Re: [petsc-dev] PETSc init eats too much CUDA memory

Zhang, Hong via petsc-dev Sat, 08 Jan 2022 10:36:25 -0800

Here is an interesting thread discussing the memory issue for PyTorch (which I 
think is also relevant to PETSc):


https://github.com/pytorch/pytorch/issues/12873

The memory overhead (for both CPU and GPU) of PyTorch is getting worse and 
worse as it evolves. A conjecture is that the CUDA kernels in the library are 
responsible for this. But the overhead for Tensorflow2 is just around 300MB 
(compare to 1.5GB for PyTorch).

According to the discussion, there has not been a good way to decrease the 
memory overhead for PyTorch yet. Someone noticed that “removing half of the 
CUDA kernels can reduce the memory usage by half."

Hong

On Jan 7, 2022, at 9:23 PM, Barry Smith <[email protected]> wrote:


  Doesn't Nvidia supply a "valgrind" like tool that will allow tracking memory 
usage? I'm pretty sure I've seen one; it should be able to show memory usage as 
a function of time so you can see where the memory is being allocated

  Barry


On Jan 7, 2022, at 1:56 PM, Jacob Faibussowitsch 
<[email protected]<mailto:[email protected]>> wrote:

it seems that PETSc consumes 0.73GB CUDA memory and this overhead persists 
across the entire running time of an application. cupm_initialize contributes 
0.36GB out of 0.73GB.

If I had to guess this may be the latent overhead of CUDA streams and events, 
but even then 360 MB seems ludicrous.
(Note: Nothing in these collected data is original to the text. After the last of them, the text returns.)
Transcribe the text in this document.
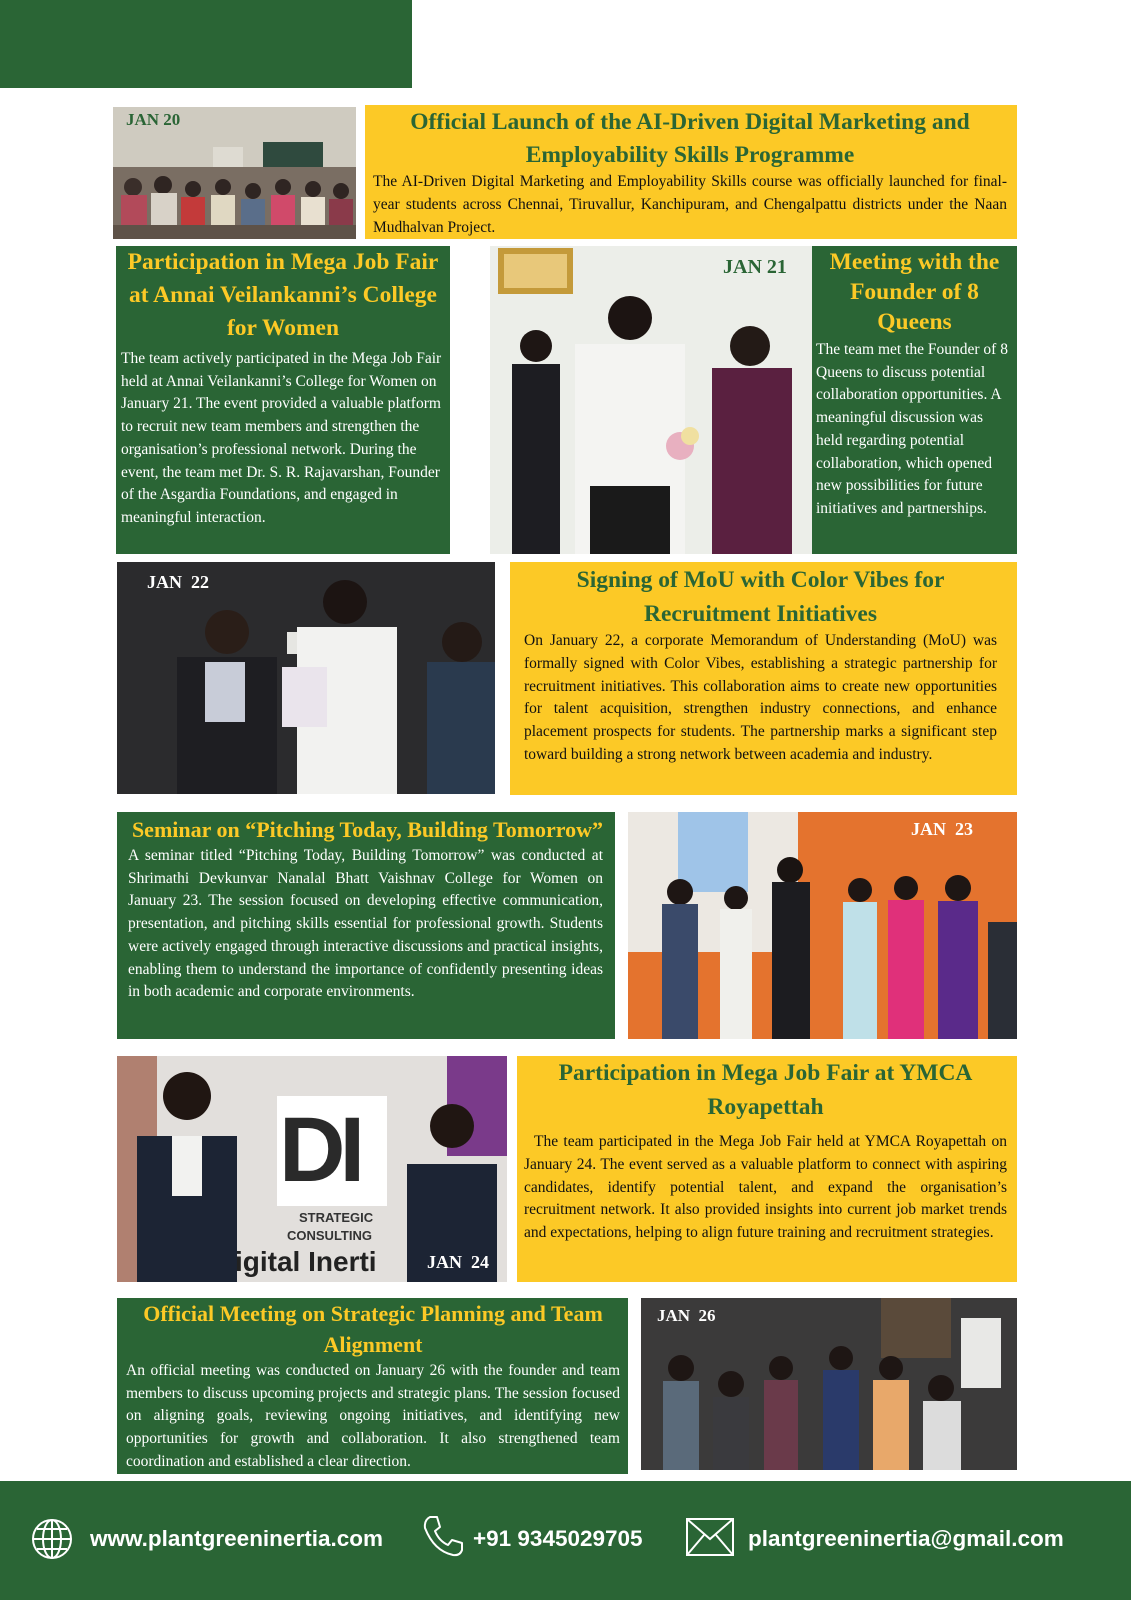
JAN 20	Official Launch of the AI-Driven Digital Marketing and Employability Skills Programme

The AI-Driven Digital Marketing and Employability Skills course was officially launched for final-year students across Chennai, Tiruvallur, Kanchipuram, and Chengalpattu districts under the Naan Mudhalvan Project.

Participation in Mega Job Fair at Annai Veilankanni’s College for Women

The team actively participated in the Mega Job Fair held at Annai Veilankanni’s College for Women on January 21. The event provided a valuable platform to recruit new team members and strengthen the organisation’s professional network. During the event, the team met Dr. S. R. Rajavarshan, Founder of the Asgardia Foundations, and engaged in meaningful interaction.

JAN 21	Meeting with the Founder of 8 Queens

The team met the Founder of 8 Queens to discuss potential collaboration opportunities. A meaningful discussion was held regarding potential collaboration, which opened new possibilities for future initiatives and partnerships.

JAN  22	Signing of MoU with Color Vibes for Recruitment Initiatives

On January 22, a corporate Memorandum of Understanding (MoU) was formally signed with Color Vibes, establishing a strategic partnership for recruitment initiatives. This collaboration aims to create new opportunities for talent acquisition, strengthen industry connections, and enhance placement prospects for students. The partnership marks a significant step toward building a strong network between academia and industry.

Seminar on “Pitching Today, Building Tomorrow”

A seminar titled “Pitching Today, Building Tomorrow” was conducted at Shrimathi Devkunvar Nanalal Bhatt Vaishnav College for Women on January 23. The session focused on developing effective communication, presentation, and pitching skills essential for professional growth. Students were actively engaged through interactive discussions and practical insights, enabling them to understand the importance of confidently presenting ideas in both academic and corporate environments.

JAN  23
DI
STRATEGIC
CONSULTING
igital Inerti	JAN  24
Participation in Mega Job Fair at YMCA Royapettah

The team participated in the Mega Job Fair held at YMCA Royapettah on January 24. The event served as a valuable platform to connect with aspiring candidates, identify potential talent, and expand the organisation’s recruitment network. It also provided insights into current job market trends and expectations, helping to align future training and recruitment strategies.

Official Meeting on Strategic Planning and Team Alignment

An official meeting was conducted on January 26 with the founder and team members to discuss upcoming projects and strategic plans. The session focused on aligning goals, reviewing ongoing initiatives, and identifying new opportunities for growth and collaboration. It also strengthened team coordination and established a clear direction.

JAN  26
www.plantgreeninertia.com	+91 9345029705	plantgreeninertia@gmail.com
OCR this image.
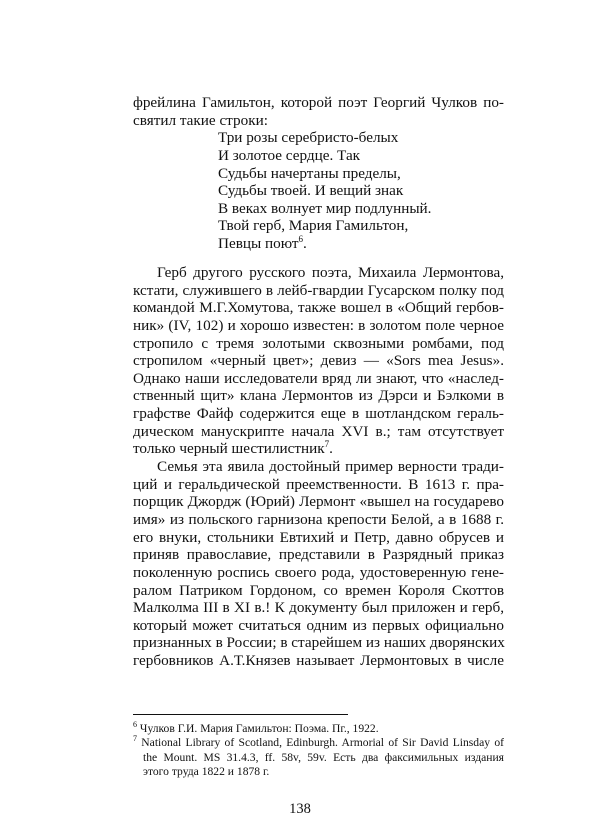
фрейлина Гамильтон, которой поэт Георгий Чулков по-
святил такие строки:
Три розы серебристо-белых
И золотое сердце. Так
Судьбы начертаны пределы,
Судьбы твоей. И вещий знак
В веках волнует мир подлунный.
Твой герб, Мария Гамильтон,
Певцы поют$^6$.
Герб другого русского поэта, Михаила Лермонтова,
кстати, служившего в лейб-гвардии Гусарском полку под
командой М.Г.Хомутова, также вошел в «Общий гербов-
ник» (IV, 102) и хорошо известен: в золотом поле черное
стропило с тремя золотыми сквозными ромбами, под
стропилом «черный цвет»; девиз — «Sors mea Jesus».
Однако наши исследователи вряд ли знают, что «наслед-
ственный щит» клана Лермонтов из Дэрси и Бэлкоми в
графстве Файф содержится еще в шотландском гераль-
дическом манускрипте начала XVI в.; там отсутствует
только черный шестилистник$^7$.
Семья эта явила достойный пример верности тради-
ций и геральдической преемственности. В 1613 г. пра-
порщик Джордж (Юрий) Лермонт «вышел на государево
имя» из польского гарнизона крепости Белой, а в 1688 г.
его внуки, стольники Евтихий и Петр, давно обрусев и
приняв православие, представили в Разрядный приказ
поколенную роспись своего рода, удостоверенную гене-
ралом Патриком Гордоном, со времен Короля Скоттов
Малколма III в XI в.! К документу был приложен и герб,
который может считаться одним из первых официально
признанных в России; в старейшем из наших дворянских
гербовников А.Т.Князев называет Лермонтовых в числе
$^6$ Чулков Г.И. Мария Гамильтон: Поэма. Пг., 1922.
$^7$ National Library of Scotland, Edinburgh. Armorial of Sir David Linsday of
the Mount. MS 31.4.3, ff. 58v, 59v. Есть два факсимильных издания
этого труда 1822 и 1878 г.
138
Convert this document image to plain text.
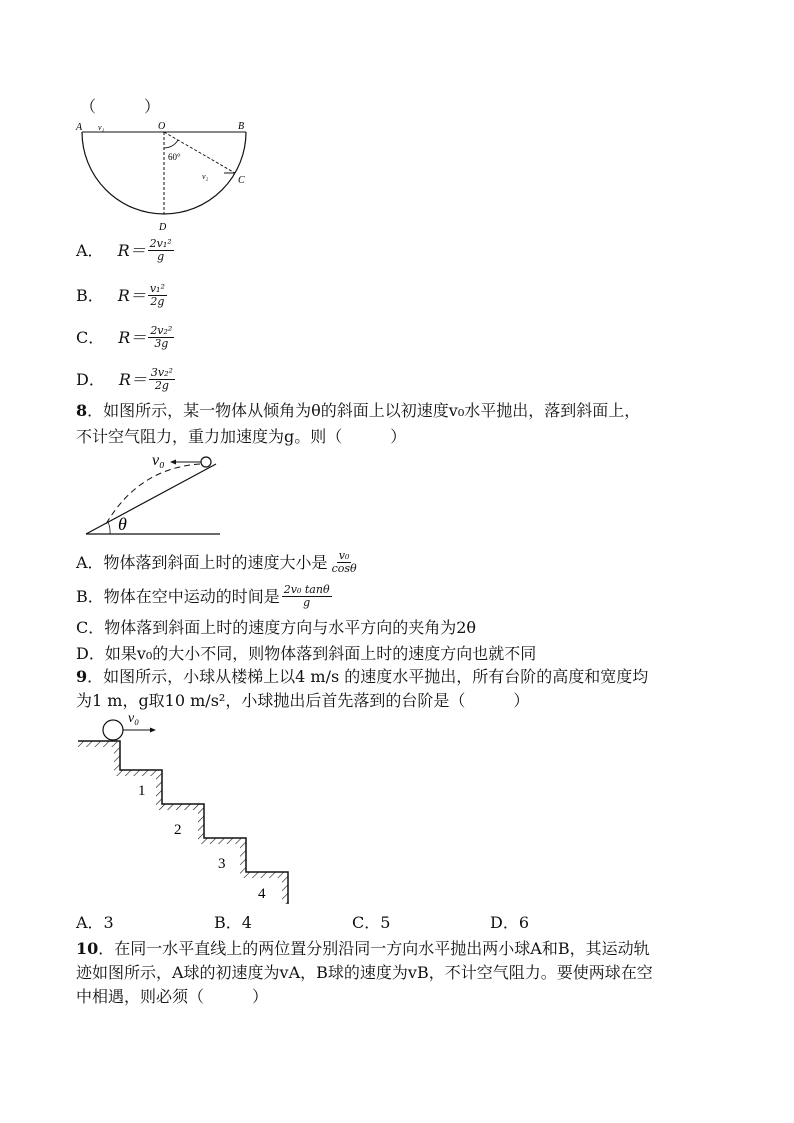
（　　　）
A v₁	O	B
60°
v₂	C
D
A． $R= \frac{\text{2v₁²}}{g}$
B． $R= \frac{\text{v₁²}}{2g}$
C． $R= \frac{\text{2v₂²}}{3g}$
D． $R= \frac{\text{3v₂²}}{2g}$
8．如图所示，某一物体从倾角为θ的斜面上以初速度v₀水平抛出，落到斜面上，
不计空气阻力，重力加速度为g。则（　　　）
v₀
θ
A．物体落到斜面上时的速度大小是 $\frac{\text{v₀}}{\cos\theta}$
B．物体在空中运动的时间是 $\frac{\text{2v₀ tanθ}}{g}$
C．物体落到斜面上时的速度方向与水平方向的夹角为2θ
D．如果v₀的大小不同，则物体落到斜面上时的速度方向也就不同
9．如图所示，小球从楼梯上以4 m/s 的速度水平抛出，所有台阶的高度和宽度均
为1 m，g取10 m/s²，小球抛出后首先落到的台阶是（　　　）
v₀
1
2
3
4
A．3	B．4	C．5	D．6
10．在同一水平直线上的两位置分别沿同一方向水平抛出两小球A和B，其运动轨
迹如图所示，A球的初速度为vA，B球的速度为vB，不计空气阻力。要使两球在空
中相遇，则必须（　　　）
CUDA maintains a persistent pool of 
streams that is not freed until cudaDeviceReset() is called. Maybe they 
initialize this pool immediately on start-up of the context? AFAIK there is no 
way to disable or modify this behavior.

Best regards,

Jacob Faibussowitsch
(Jacob Fai - booss - oh - vitch)

On Jan 7, 2022, at 13:23, Zhang, Hong 
<[email protected]<mailto:[email protected]>> wrote:

Apart from the 1.2GB caused by importing torch, it seems that PETSc consumes 
0.73GB CUDA memory and this overhead persists across the entire running time of 
an application. cupm_initialize contributes 0.36GB out of 0.73GB. It is still 
unclear what takes the remaining 0.37GB.

The torch issue is really a mystery. If I import torch only and do some tensor 
operations on GPU, it consumes only 0.004GB CUDA memory.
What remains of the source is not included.